In Charlotte, tattooing has become so popular that a major tattoo convention is set to take place at the University Hilton on May 9, 10, and 11, featuring dozens of artists from all over the United States. (See info at end of story.)

Why, then, do so many people know so little about something so permanent? In the past, as far as polite society was concerned, having a tattoo usually meant you were a criminal, a prisoner, a sailor, or just not all that bright. Middle class people -- bankers, businessmen -- didn't have them. That kind of display of permanence was distasteful at best, an affront to God Almighty at worst.

Somewhere along the way -- the late 1960s, some say -- tattoos became something more: a sort of attainable, safe taboo, and to an empowered group of young people, a symbol of control over their own bodies. Post Roe v. Wade, more women began getting into the act, getting inked for many of the same reasons.

Soon, young celebrities and rock stars began to sport tattoos when they were photographed or appeared on television. Before long, tattoos were the last bastion of the American outlaw -- The Man could take your drugs, your job, and even your dignity, but damn it, they couldn't take something that was inside of you.

"I think celebrities with tattoos have helped to mainstream (the art)," says Margo DeMello, an anthropologist and lecturer at San Francisco State University. "Depending on the celebrity, (it) has also helped tattooing to retain its "rebellious' edge, particularly with hard rockers in years past, and rappers today.

"I think -- and this is a huge subject in my book, Bodies of Inscription: A Cultural History of the Modern Tattoo Community -- that media representations of tattooing don't just represent tattooing; they also help to construct it and reconstruct it," she says. "I don't think the question is if they do so fairly or unfairly; it's more a question of how pervasive the representations are, how much they do to continue to push tattooing into the mainstream, and how common the messages in the media are."

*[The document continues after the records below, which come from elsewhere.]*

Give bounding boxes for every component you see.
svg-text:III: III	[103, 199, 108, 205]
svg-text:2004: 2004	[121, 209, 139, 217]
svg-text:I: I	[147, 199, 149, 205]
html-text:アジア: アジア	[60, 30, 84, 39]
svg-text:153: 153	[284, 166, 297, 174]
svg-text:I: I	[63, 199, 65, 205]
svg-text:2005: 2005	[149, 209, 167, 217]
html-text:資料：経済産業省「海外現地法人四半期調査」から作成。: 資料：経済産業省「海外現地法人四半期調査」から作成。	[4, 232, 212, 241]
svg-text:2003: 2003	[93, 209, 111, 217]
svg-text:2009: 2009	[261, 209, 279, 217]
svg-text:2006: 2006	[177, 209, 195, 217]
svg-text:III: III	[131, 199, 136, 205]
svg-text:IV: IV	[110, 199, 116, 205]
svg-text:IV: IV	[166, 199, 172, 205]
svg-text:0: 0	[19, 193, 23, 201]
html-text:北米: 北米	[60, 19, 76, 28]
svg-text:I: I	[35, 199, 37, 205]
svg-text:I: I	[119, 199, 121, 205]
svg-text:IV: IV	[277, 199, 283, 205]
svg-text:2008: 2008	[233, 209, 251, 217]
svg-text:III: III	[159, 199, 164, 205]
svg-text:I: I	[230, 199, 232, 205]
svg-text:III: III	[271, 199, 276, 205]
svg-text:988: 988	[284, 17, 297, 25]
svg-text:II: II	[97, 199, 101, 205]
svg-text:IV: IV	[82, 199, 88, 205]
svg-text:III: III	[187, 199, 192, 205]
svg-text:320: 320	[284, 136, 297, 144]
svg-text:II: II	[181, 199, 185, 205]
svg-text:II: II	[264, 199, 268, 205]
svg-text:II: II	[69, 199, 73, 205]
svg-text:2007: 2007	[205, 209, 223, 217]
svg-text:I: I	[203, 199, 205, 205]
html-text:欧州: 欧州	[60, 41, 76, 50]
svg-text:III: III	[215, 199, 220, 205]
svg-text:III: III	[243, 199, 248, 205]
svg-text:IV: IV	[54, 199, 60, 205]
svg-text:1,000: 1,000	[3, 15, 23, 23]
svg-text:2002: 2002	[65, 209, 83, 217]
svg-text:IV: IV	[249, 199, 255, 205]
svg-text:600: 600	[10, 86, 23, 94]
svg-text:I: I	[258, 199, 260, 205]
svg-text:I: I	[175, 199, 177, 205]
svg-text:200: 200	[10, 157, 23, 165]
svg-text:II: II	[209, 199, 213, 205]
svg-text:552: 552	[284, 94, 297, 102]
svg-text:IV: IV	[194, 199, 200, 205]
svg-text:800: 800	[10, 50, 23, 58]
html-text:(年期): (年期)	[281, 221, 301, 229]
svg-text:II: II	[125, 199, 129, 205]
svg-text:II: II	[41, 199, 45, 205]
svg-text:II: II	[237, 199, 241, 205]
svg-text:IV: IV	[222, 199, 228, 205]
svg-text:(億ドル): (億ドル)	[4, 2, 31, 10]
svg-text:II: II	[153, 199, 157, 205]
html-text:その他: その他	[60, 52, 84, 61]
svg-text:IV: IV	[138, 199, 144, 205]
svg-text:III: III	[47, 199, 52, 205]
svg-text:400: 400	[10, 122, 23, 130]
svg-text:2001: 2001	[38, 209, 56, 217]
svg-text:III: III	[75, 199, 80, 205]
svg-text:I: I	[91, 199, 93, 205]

As tattoos have become more respectable, so have the artists who created them. An American tattoo iconography that was once the sole domain of anchors, lucky amulets, pin-up girls and Mom soon became a three-dimensional, rainbow-like wonderland of any tattoo creation your mind could dream up.

Of course, immediately following this resurrection of the tattoo came the speculators, folks who opened what Joey Vernon of Charlotte's Fu's Custom Tattoos calls "Wal-Mart studios. . .stocked full of talentless hacks eager to make a buck."